Sementara itu, Peneliti Ilmu Sosial dan Pegiat Gerakan Adat cum peneliti isu pengungsi Rohingya, Affan Ramli, menyatakan apa yang dilakukan para mahasiswa telah mencoreng wajah Aceh. Affan menduga, kejadian itu tidak murni berangkat dari pemahaman atas ketidakadilan, sekaligus bertolak dari kekuatan moral mahasiswa.

“Mahasiswa enggak paham sama sekali kebudayaan Aceh, terutama adat Laot dan adat Gampong yang sangat humanis, manusiawi, berperadaban,” ujar Affan kepada reporter Tirto, Kamis (28/12/2023).

Affan menyatakan, mahasiswa tidak memahami dengan baik persoalan pengungsi Rohingya. Alhasil, mereka mudah terprovokasi hoaks yang menyasar keberadaan pengungsi Rohingya di Aceh. Dia menilai aksi mahasiswa yang menggeruduk dan memindahkan para pengungsi, diduga memiliki dalang di belakangnya.

“Investigasi siapa yang mendanai aksi itu, publikasi ke masyarakat. Investigasi juga betulkah mereka mahasiswa atau bawa-bawa nama mahasiswa. Tracking sementara oleh teman-teman, beberapa nama penggerak aksi mahasiswa itu, enggak terdaftar di Kemendikbud,” terang Affan.

IMIGRAN ETNIS ROHINGYA TERDAMPAR DI ACEH

Sejumlah imigran etnis Rohingya memilih pakaian layak pakai di Meunasah usai dievakuasi warga di Desa Lhok, Kecamatan Muara Batu, Aceh Utara, Aceh, Selasa (15/11/2022). Sebanyak 110 imigran etnis Rohingya terdiri dari 72 laki-laki, 32 perempuan, lima anak-anak, dan seorang balita menggunakan perahu motor terdampar di perairan Krueng Mane Aceh. ANTARA FOTO/Rahmad/tom.

Bahaya Demonisasi

Dosen Program Studi Hubungan Internasional Universitas Presiden, Nino Viartasiwi, melihat ada upaya-upaya pihak tertentu melakukan demonisasi yang menimbulkan ketakutan (fear mongering) di masyarakat. Nino menilai, narasi-narasi kebencian pada pengungsi Rohingya terorganisir rapi di medsos dan menyasar para Gen-Z.

“Ini membuat mereka berbuat dan bergerak karena ada ide-ide dari sosial media bukan karena merespons isu permasalahan yang ada di sosial langsung,” kata Nino dalam konferensi pers yang diikuti Tirto secara daring, Kamis (28/12/2023).

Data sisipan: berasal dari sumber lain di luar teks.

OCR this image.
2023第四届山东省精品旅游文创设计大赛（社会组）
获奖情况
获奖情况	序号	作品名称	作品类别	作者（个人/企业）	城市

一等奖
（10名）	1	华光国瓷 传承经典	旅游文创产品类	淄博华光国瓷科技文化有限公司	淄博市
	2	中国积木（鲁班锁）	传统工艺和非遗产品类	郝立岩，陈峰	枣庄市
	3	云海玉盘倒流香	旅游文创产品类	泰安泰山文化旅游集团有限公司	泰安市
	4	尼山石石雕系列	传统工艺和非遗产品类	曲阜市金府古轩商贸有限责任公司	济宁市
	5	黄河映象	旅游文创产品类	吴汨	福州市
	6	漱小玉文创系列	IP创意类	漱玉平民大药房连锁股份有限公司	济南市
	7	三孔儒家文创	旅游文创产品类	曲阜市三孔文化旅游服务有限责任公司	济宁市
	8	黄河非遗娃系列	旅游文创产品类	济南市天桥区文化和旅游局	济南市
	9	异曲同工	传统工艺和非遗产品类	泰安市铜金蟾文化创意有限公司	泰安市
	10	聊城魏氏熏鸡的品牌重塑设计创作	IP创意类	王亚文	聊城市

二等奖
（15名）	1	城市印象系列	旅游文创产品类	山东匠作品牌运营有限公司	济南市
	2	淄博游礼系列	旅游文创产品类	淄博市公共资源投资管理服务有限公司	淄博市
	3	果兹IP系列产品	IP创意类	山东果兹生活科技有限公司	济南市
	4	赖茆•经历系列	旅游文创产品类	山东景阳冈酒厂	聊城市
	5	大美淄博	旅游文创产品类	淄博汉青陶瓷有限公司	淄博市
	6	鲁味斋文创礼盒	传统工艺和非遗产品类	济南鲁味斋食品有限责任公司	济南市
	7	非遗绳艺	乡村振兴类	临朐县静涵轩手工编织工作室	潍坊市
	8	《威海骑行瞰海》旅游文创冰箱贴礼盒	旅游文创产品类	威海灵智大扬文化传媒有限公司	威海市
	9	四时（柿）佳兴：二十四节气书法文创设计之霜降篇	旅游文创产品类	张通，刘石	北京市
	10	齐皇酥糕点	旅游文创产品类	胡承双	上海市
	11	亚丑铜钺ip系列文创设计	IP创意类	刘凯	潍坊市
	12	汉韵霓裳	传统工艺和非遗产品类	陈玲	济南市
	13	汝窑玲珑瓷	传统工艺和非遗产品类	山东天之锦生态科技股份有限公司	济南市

Selain itu, dia menilai kondisi saat ini tidak lepas dari atmosfer politik yang terjadi di Indonesia. Nino melihat isu pengungsi Rohingya seakan menjadi umpan bagi para elite politik yang sewaktu-waktu bisa digoreng pihak tertentu.

“Tujuannya sekuritisasi isu pengungsi, dari isu yang tadinya bukan keamanan menjadi isu keamanan (negara),” lanjut Nino.

Dalam kesempatan yang sama, Project Coordinator Program JRS Indonesia, Hendra Saputra, menyatakan bahwa tuduhan-tuduhan miring kepada pengungsi Rohingya di medsos banyak yang berupa informasi palsu. Menurut dia, ada beberapa isu utama yang digaungkan soal pengungsi Rohingya.

Isu-isu itu meliputi tudingan bahwa pengungsi Rohingya memakan anggaran daerah, soal perilaku tidak etis pengungsi, dan tudingan pengungsi penguasaan tanah Aceh.

“Narasi counter mesti dibangun dengan gencar. Saya diskusi dengan mahasiswa, mereka bilang alasannya pengungsi melakukan pelecehan seksual pada warga lokal, itu juga isu yang terus hadir,” kata dia.

Hendra menilai aksi mahasiswa yang memindahkan para pengungsi berlangsung tidak sporadik. Hal itu merupakan agenda tersusun dan terencana yang tidak datang tiba-tiba. “Kita cek pastikan ke lapangan tidak ada pelecehan ke warga lokal oleh pengungsi,” ujar Hendra.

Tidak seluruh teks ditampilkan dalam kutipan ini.